Methodology to define hydrocarbon potential in a shale reservoir based on geochemical data and well logs
The office U.S. Energy Information Administration (EIA) has suggested significant volumes of hydrocarbon resources in unconventional Shale type reservoirs, which happens to be very interesting nowadays.
The complexity of these reservoirs, along with the high level of risk during the exploration stage, and the lack of laboratory data, are challenging for an adequate estimation of hydrocarbon volumes in shale reservoirs. An innovative methodology to estimate prospective resources on a Shale reservoir is proposed in this paper, based on petrophysical and geochemical data from well logs, such as porosity, hydrocarbon saturation, TOC (total organic content), gas content, thermal rock maturity, clay fraction, thickness, rock density, etc, all of them using Monte Carlo simulation.
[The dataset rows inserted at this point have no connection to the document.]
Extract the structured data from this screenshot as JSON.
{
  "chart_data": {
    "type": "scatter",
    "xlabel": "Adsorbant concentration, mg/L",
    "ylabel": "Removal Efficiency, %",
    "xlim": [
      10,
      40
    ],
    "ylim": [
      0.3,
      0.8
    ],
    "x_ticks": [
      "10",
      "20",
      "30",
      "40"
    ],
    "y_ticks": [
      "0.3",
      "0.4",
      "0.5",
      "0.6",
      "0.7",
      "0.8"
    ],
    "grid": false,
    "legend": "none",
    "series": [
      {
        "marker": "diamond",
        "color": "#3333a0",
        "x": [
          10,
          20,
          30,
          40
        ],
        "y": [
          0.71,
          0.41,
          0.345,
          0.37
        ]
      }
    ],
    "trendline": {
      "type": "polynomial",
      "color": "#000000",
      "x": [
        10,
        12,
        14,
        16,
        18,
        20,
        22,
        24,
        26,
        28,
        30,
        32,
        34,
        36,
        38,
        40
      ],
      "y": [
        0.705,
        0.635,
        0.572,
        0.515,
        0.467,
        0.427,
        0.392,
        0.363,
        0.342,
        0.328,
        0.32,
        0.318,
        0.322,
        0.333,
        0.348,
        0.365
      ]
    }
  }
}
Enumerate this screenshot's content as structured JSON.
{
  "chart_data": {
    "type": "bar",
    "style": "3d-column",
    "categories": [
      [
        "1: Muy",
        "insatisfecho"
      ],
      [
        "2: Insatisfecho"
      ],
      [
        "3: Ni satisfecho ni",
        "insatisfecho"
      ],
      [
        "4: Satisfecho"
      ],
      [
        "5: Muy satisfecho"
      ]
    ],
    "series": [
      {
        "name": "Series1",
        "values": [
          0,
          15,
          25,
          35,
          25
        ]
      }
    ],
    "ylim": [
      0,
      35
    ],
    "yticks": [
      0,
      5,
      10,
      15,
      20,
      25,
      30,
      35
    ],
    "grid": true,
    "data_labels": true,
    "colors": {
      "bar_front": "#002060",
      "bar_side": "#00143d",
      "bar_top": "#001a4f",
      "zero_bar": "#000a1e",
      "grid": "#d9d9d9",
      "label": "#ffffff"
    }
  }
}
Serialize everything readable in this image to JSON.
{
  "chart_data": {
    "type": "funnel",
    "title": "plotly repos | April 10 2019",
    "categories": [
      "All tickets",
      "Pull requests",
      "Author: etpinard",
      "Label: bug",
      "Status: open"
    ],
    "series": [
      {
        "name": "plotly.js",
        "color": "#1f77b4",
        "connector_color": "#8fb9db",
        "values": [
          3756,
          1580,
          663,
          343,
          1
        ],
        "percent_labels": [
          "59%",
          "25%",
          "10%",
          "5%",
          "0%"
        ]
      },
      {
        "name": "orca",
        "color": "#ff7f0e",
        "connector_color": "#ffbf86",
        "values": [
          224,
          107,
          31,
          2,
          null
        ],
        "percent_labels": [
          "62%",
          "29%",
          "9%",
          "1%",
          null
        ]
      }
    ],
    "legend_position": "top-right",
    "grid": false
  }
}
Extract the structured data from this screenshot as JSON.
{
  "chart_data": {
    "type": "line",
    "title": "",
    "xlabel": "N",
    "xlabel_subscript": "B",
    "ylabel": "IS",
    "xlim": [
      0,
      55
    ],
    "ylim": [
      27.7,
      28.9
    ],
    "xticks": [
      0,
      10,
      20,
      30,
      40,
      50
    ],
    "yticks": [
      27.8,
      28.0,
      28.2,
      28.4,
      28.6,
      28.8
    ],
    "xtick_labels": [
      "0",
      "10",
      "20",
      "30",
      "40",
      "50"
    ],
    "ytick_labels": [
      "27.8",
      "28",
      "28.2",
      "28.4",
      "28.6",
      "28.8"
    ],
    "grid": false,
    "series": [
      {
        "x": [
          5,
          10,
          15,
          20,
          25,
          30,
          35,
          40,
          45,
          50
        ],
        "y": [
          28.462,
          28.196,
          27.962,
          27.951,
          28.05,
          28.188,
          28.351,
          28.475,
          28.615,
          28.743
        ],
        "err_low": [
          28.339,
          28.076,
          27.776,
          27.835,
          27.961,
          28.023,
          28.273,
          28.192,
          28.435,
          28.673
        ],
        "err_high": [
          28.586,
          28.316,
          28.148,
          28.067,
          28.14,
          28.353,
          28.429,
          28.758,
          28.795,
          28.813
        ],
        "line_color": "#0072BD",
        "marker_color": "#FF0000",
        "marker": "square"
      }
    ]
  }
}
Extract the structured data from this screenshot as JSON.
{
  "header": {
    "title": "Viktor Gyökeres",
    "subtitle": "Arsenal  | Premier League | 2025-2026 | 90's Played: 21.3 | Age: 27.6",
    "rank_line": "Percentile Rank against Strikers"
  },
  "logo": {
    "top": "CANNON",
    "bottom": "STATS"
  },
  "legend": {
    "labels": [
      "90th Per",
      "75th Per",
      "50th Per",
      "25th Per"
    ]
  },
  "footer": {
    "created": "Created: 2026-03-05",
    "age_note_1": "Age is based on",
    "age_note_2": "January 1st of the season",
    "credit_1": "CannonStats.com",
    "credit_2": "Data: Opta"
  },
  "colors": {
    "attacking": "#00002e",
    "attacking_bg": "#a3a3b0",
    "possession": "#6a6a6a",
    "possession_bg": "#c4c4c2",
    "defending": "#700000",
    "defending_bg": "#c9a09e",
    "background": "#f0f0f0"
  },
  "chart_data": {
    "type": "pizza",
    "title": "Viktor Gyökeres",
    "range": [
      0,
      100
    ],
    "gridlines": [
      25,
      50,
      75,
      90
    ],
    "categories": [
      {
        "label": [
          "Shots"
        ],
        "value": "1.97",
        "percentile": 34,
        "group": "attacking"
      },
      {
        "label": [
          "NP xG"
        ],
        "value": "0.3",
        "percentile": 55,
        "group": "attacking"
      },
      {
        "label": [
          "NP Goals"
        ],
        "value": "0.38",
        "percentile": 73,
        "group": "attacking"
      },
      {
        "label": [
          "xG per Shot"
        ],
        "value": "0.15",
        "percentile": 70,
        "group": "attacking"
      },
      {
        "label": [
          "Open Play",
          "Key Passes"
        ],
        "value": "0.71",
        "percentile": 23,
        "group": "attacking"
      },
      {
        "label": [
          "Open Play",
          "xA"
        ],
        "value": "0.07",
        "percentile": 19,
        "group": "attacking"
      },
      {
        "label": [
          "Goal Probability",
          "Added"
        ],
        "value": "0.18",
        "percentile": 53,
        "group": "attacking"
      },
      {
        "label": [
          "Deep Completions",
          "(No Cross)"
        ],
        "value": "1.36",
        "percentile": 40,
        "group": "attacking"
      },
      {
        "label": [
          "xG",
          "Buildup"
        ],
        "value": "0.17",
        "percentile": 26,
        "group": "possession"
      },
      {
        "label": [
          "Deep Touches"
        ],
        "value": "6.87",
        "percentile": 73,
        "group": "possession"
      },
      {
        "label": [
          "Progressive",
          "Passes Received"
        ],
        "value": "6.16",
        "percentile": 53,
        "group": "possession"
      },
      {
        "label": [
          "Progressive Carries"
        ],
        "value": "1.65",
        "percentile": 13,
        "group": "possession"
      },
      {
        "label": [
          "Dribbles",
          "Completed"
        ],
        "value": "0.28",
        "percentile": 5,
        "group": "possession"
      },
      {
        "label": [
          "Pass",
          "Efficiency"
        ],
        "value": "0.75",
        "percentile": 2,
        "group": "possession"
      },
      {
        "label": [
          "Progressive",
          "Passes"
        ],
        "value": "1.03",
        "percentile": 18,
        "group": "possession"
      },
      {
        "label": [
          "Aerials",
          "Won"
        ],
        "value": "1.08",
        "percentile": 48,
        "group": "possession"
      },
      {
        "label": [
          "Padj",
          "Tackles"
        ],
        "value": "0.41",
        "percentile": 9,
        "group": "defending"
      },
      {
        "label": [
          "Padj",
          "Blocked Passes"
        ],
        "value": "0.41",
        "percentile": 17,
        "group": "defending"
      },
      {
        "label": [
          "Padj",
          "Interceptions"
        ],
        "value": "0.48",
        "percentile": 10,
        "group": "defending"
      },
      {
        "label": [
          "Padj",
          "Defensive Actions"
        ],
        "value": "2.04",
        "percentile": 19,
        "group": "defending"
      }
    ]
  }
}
Further, this paper proposes a new way of interpreting petrophysical data to obtain a clearer view of reservoir characterization, especially Brittleness, which is of great relevance to define the potential of fracturing and hydrocarbon production. The methodology was applied to the Tablazo Formation in the Middle Magdalena Valley Basin (MMVB) in Colombia. The results show a total best estimate of oil in place (OOIP) of 51 637 Bls/acre, gas adsorbed in place 39.72 Mcf/acre, and free gas in place of 177.18 MCF/acre. Comparing these results with those obtained by applying other methodologies, the best estimates of oil in place is 146 933 Bls/acre, gas adsorbed in situ 40.57 MCF/acre, and free gas in place of 504.07 Mcf/acre. Data reported in the literature, on the same area, corroborate these results.
To conclude, with this methodology a new approach is achieved for estimating prospective resources in Shale reservoirs with better results using the Monte Carlo simulation.